Assim que Portugal deu início ao processo de vacinação contra a COVID-19, surgiram imediatamente várias dúvidas quanto à à sua administração. Embora a vacina seja a ferramenta crucial para controlar a pandemia, a verdade é que a rapidez com que a mesma foi criada fez levantar o sobrolho a muita gente, que temem os possíveis efeitos secundários.
E há duas populações em especial que não demoraram a questionar os seus médicos sobre se deviam ou não levar a vacina: grávidas e mulheres a amamentar. É seguro? Desaconselhado? "Inicialmente, não havia razões para acreditar que existissem motivos de preocupação em relação às mulheres a amamentar, mas o laboratório que fabrica a vacina que estamos a administrar atualmente em Portugal [Pfizer] não recomenda a toma quer a estas mães, quer a grávidas", explica à MAGG Fernando Cirurgião, médico obstetra e diretor do serviço de Obstetrícia do Hospital São Francisco Xavier.
"A verdade é que, eticamente, não se fazem ensaios clínicos em grávidas, nem em crianças, por isso ainda vai demorar bastante tempo para que se possam tirar conclusões sobre os benefícios e riscos da toma da vacina.Temos de ter milhões de pessoas vacinadas e esperar por um período de tempo adequado para os laboratórios conseguirem retirar conclusões adequadas sobre quaisquer limitações", salienta o especialista.
Mulheres a amamentar em grupos de risco podem ser vacinadas
Enquanto ainda não existe informação nenhuma sobre a vacinação em grávidas, a não ser a recomendação geral da Organização Mundial de Saúde (OMS) e do CDC (Centers for Disease Control and Prevention) para não vacinar, Fernando Cirurgião acredita que é preciso diferenciar esta população das mulheres a amamentar.
"Atualmente, como profissionais de saúde, temos de nos reger por aquilo que está na bula. E dado que as duas populações não estão recomendadas pelo laboratório, a vacina não é recomendada. Mas se acredito que vai demorar muito para ser possível recomendar a toma a gestantes — aliás, até existe a indicação de que todas as mulheres devem esperar dois meses a seguir à segunda toma para engravidar—, a limitação da vacina a mulheres a amamentar parece-me excessiva de um ponto de vista clínico."
O obstetra acredita que, em breve, a vacina possa ser administrada a mães a amamentar tranquilamente, e que esta recomendação pode estar pendente de algum parecer das autoridades de saúde. "A vacina da COVID-19 tem características similares à da hepatite B, por exemplo, que é administrada a esta população sem problemas. Independentemente da medida me parecer excessiva para quem amamenta, neste momento não posso recomendar, tenho de me reger pela bula. Mas se a Organização Mundial de Saúde encontrar um princípio que justifique a que seja administrada a esta população, aí será diferente."

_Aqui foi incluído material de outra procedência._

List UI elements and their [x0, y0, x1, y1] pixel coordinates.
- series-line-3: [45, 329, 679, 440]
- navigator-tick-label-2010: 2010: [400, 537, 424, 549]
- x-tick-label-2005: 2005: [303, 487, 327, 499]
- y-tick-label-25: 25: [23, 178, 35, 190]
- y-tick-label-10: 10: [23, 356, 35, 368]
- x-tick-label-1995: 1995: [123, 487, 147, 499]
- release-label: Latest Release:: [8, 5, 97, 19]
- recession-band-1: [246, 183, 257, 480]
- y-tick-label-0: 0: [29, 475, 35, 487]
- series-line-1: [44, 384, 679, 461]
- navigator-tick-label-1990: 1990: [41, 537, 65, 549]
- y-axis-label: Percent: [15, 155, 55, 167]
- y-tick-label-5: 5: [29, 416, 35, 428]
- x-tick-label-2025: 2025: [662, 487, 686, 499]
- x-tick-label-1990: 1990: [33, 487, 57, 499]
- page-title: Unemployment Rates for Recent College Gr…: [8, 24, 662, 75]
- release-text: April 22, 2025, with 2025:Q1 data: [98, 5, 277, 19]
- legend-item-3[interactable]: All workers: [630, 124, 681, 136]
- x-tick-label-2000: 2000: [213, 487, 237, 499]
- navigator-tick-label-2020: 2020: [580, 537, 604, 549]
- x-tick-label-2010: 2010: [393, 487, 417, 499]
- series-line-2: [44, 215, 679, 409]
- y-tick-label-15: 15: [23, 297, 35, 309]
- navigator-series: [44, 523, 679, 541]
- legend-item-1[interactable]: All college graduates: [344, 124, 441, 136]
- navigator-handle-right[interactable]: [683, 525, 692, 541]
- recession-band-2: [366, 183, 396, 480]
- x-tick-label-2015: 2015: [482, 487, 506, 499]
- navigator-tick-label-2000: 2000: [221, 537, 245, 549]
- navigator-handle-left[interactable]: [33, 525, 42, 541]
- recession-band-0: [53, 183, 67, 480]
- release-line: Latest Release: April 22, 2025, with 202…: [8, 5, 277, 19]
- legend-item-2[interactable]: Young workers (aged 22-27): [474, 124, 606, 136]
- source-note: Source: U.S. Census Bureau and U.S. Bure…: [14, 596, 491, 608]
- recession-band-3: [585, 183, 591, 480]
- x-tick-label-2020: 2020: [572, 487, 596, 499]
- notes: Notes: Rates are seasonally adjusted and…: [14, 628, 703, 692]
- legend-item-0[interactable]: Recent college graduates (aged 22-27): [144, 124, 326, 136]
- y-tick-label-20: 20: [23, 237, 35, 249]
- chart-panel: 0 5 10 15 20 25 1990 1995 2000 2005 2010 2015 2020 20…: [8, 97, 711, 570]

E foi justamente a OMS, bem como o CDC, que já fez saber que "as mulheres a amamentar que pertençam a grupos de risco podem ser vacinadas", salienta a pediatra Joana Martins à MAGG. "Não há estudos que comprovem se a vacina tem efeitos ou não nesta população muito especifica [mulheres a amamentar], mas, caso sejam pessoas de risco, podem ser vacinadas interpretando o perfil natural da vacina, avançam estas autoridades", esclarece a especialista.
A médica pediatra explica ainda que a vacina contra a COVID-19 é de "RNA mensageiro, logo de muito baixo risco de integração no nosso ADN". Para Joana Martins, esta é uma vacina relativamente segura, dado que não se trata de uma "vacina viva ou atenuada, mas sim recombinante, com um perfil muito seguro". Assim, as mulheres a amamentar "têm a oportunidade de criar anticorpos contra estas moléculas e transmiti-los no aleitamento materno para os seus bebés", diz a pediatra, reforçando uma vez mais que ainda não existem estudos sobre o tema.
Já em relação às crianças, Joana Martins esclarece que a vacinação não está recomendada antes dos 16 anos, mas informa que existe uma investigação a decorrer. "O laboratório AstraZeneca está a trabalhar num estudo que avalia a possibilidade de as crianças acima dos 5 anos serem vacinadas, mas ainda não há resultados preliminares."
Quanto aos efeitos secundários, Fernando Cirurgião salienta que ainda estamos numa fase "precoce para avaliarmos e tirarmos conclusões". "Os efeitos secundários registados até à data podem não ter representatividade. Por exemplo, tive conhecimento de um caso em que uma das primeiras pessoas a tomar a vacina teve um choque anafilático, mas foi um caso completamente isolado. Ainda é muito cedo para tiramos conclusões adequadas", sublinha o médico obstetra.